At least 212 people died during a week of mayhem, hundreds of shops were looted, and key infrastruc­ture was damaged or destroyed, potentiall­y slowing South Africa’s recovery from 2020’s downturn.

South African President Cyril Ramaphosa authorized the deployment of 25,000 troops to restore calm. The month-long operation is expected to cost 615.7 million rand ($42.7 million).

The protests followed ex-president Jacob Zuma’s incarcerat­ion on contempt-of-court charges, and broadened as poor communitie­s took to the streets to vent their anger over sub-standard living conditions.

The actions coincided with various measures taken to control a third wave of coronaviru­s infections that have pushed hospitals to capacity. South Africa has been on virus alert level 4, its second highest, since late June, with public gatherings theoretica­lly banned. The rioting halted Covid-19 vaccinatio­ns in two key provinces.

“Calm has returned and is returning to most of these areas,” Ramaphosa said Friday in a televised address, his third since the unrest began. “We will extinguish the fires that are still raging and we will stamp out every last ember.”

Ramaphosa said “a good number” of the alleged instigator­s had been identified. He said the unrest, far from being spontaneou­s, had been “planned and coordinate­d.”

South Africa faces a long haul to restore battered investor confidence. While the rand gained 1.1% against the dollar on Friday as calm was restored, it still fell 1.5% on the week.

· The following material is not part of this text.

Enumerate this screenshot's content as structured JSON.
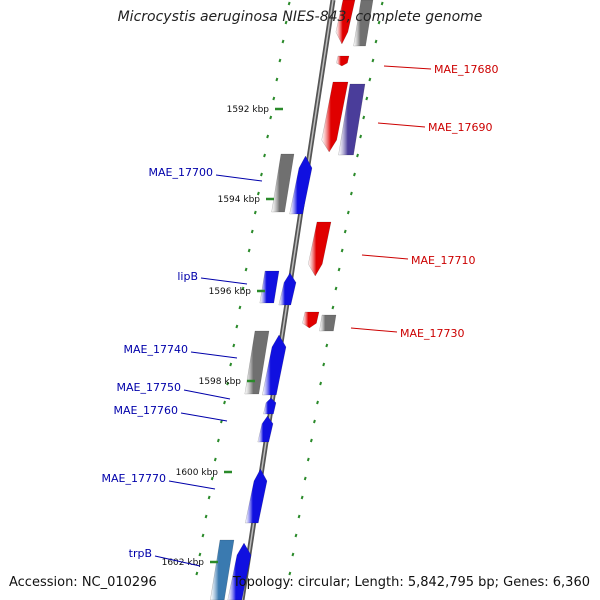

The FTSE/JSE Africa Top40 Index fell 1.6% on Friday.

Government officials met the chief executive officers of 34 of the nation’s biggest companies on Thursday to discuss the situation, acting Minister in the Presidency Khumbudzo Ntshavheni told reporters.

Gross domestic product will likely shrink in the third quarter, while delays in the vaccinatio­n program could result in new infections, Annabel Bishop, chief economist at Investec Bank Ltd. said in an emailed note. Business and consumer confidence has been “decimated,” she wrote.

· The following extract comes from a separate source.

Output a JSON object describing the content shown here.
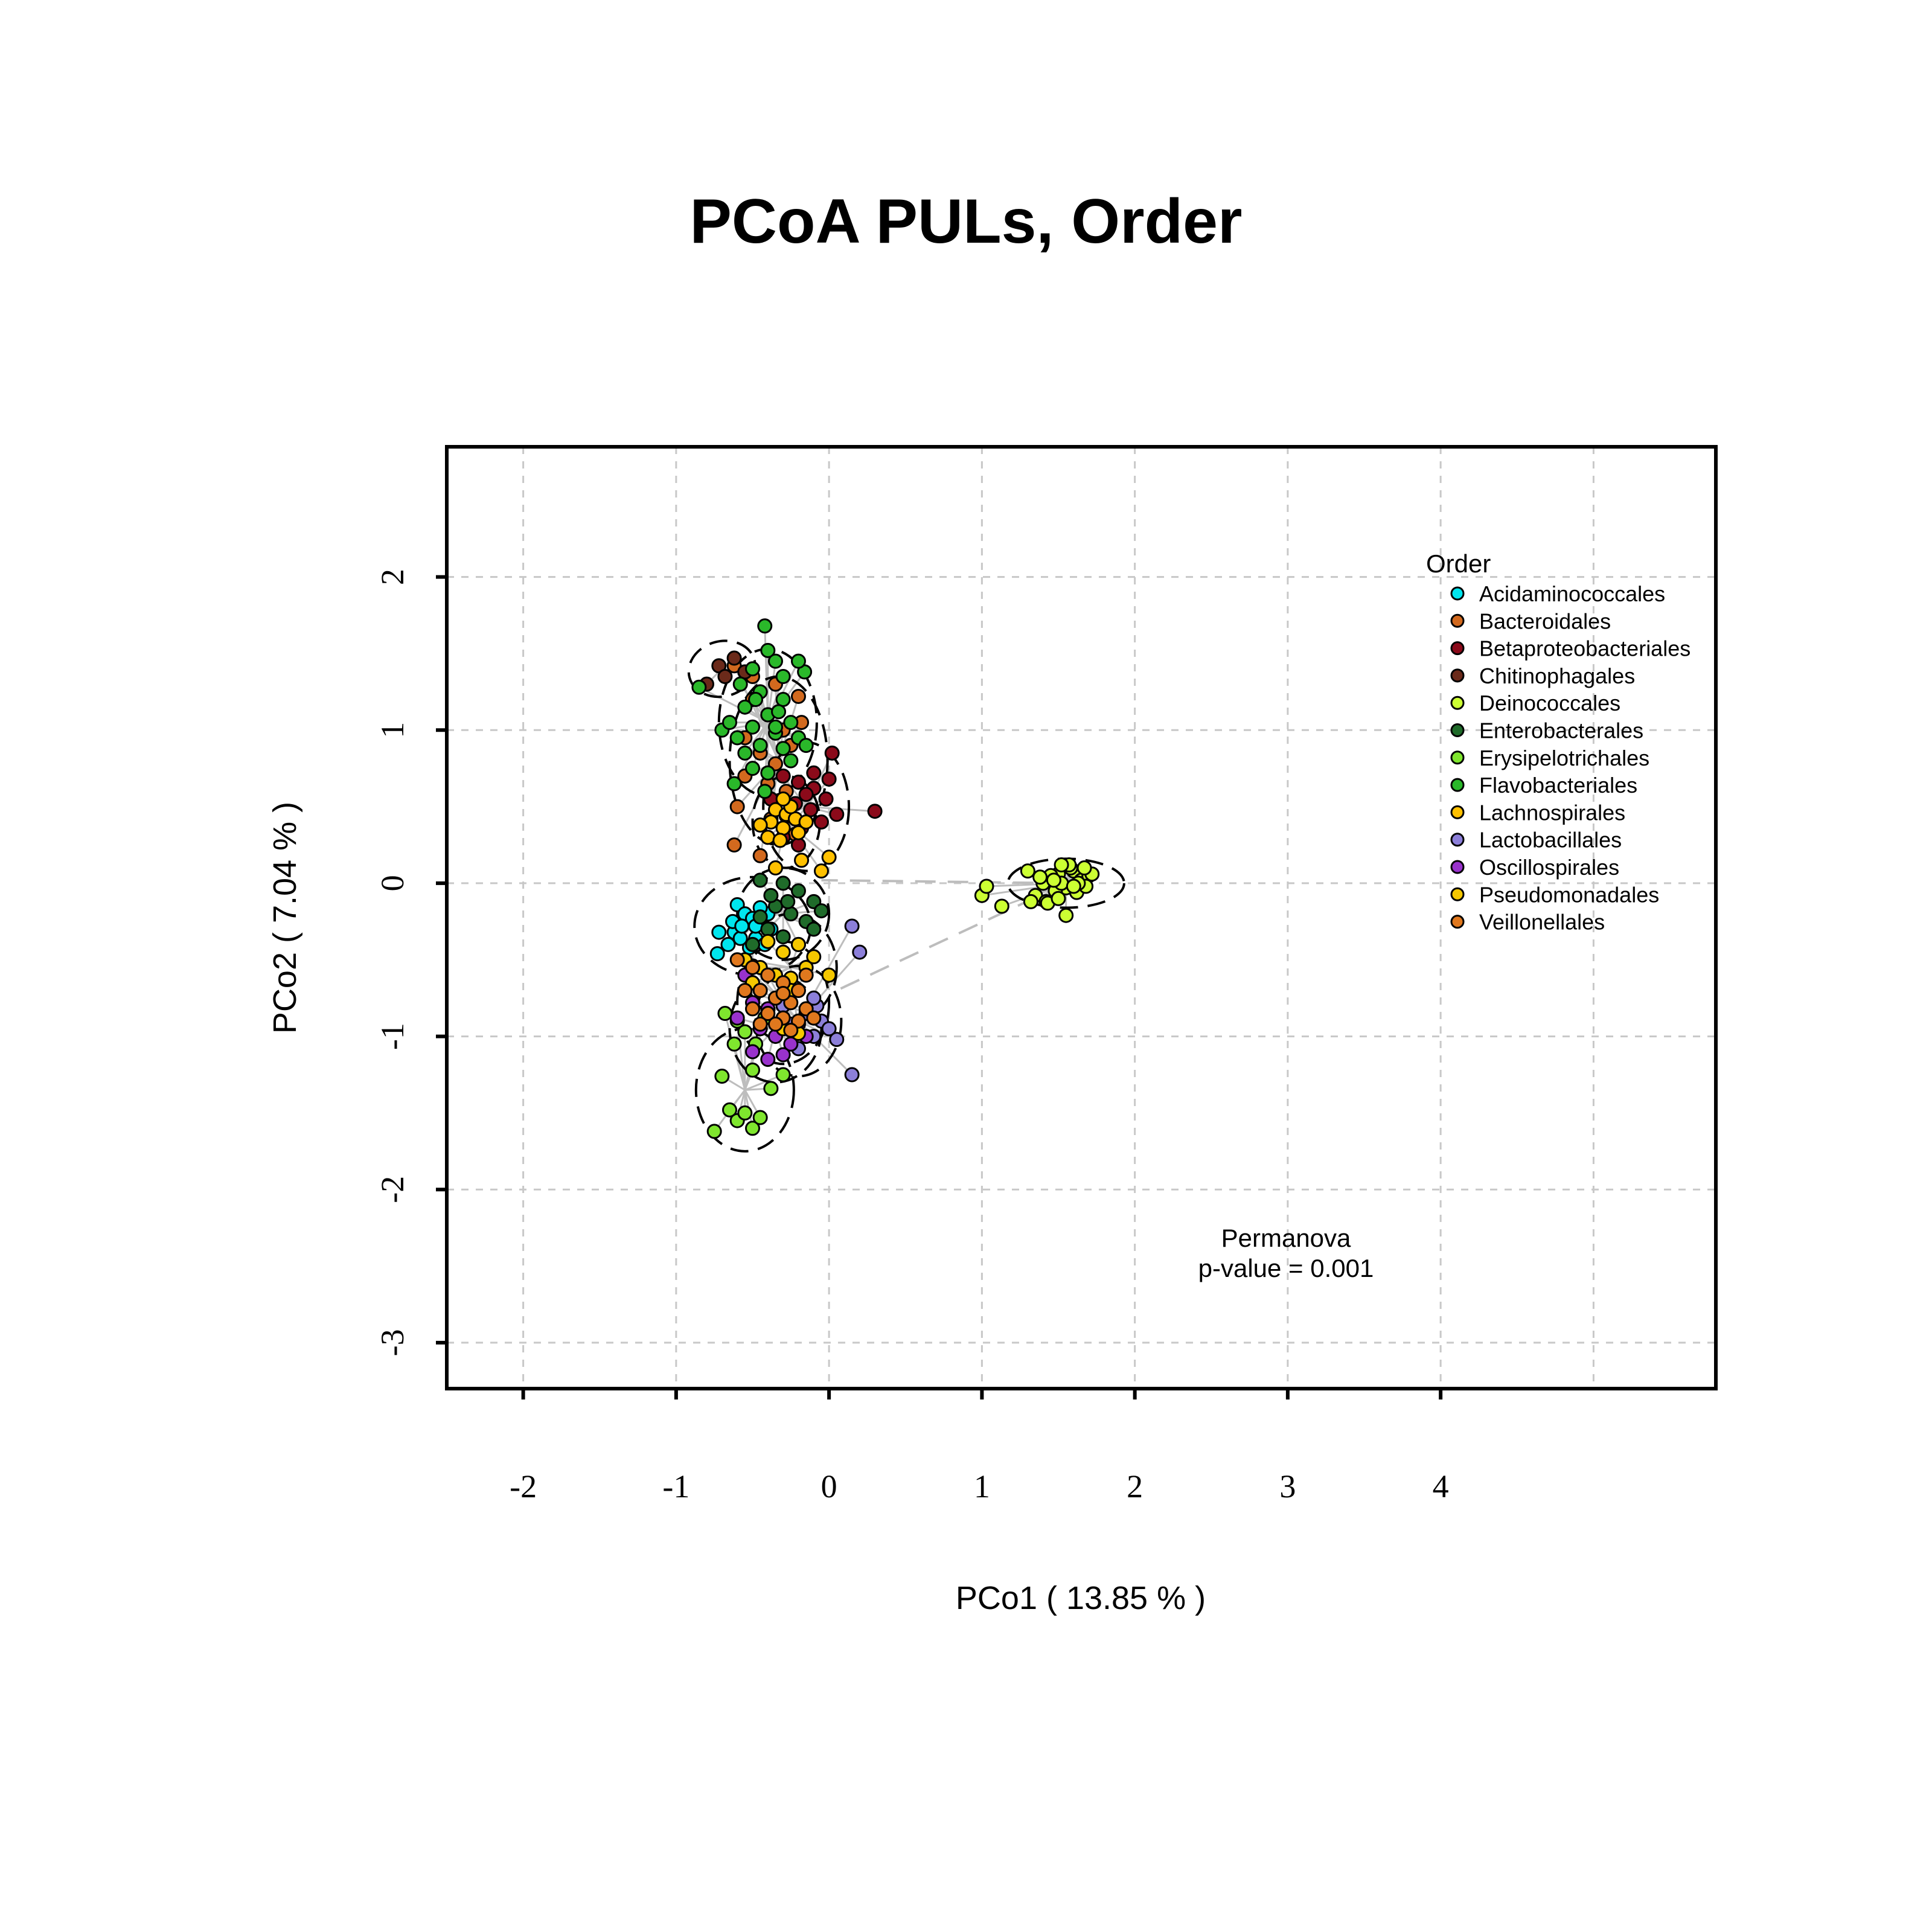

Deutsche Bank AG sees the unrest shaving 0.8 of a percentage point off South Africa’s economic growth rate this year. In June, the World Bank forecast South African GDP to grow 3.5% in 2021 after tumbling 7% in 2020, the most in a century.

On Friday, Mozambique President Filipe Nyusi, chairman of the Southern African Developmen­t Community, warned of a broader regional economic impact should unrest flare up again.

Food, medicines and fuel remain in short supply in several towns in Kwazulu-natal following the shuttering of hundreds of retail outlets and disruption of traffic on key transport routes.

The government has received reports of extensive damage being done to 161 malls, 11 warehouses, eight factories and 161 liquor outlets and distributo­rs.

The South African Council of Churches on Friday urged the government to initiate a limited amnesty during which people could return looted property to police without facing charges.

In Port Shepstone, south of Durban, long lines of people waited outside shopping centers to buy food on Friday. Government buildings and almost all stores other than grocery outlets remained shut. There was a heavy presence of soldiers on the town’s streets, and metropolit­an police officers and civilians manned roadblocks at key access points.

Ramaphosa described the violence as a deliberate and orchestrat­ed assault on South Africa’s democracy.

“Through social media, fake news and misinforma­tion they have sought to inflame racial tensions and violence,” he said. “This attempted insurrecti­on has failed to gain popular support among our people. It has failed because of the efforts of our security forces and because South Africans have rejected it.”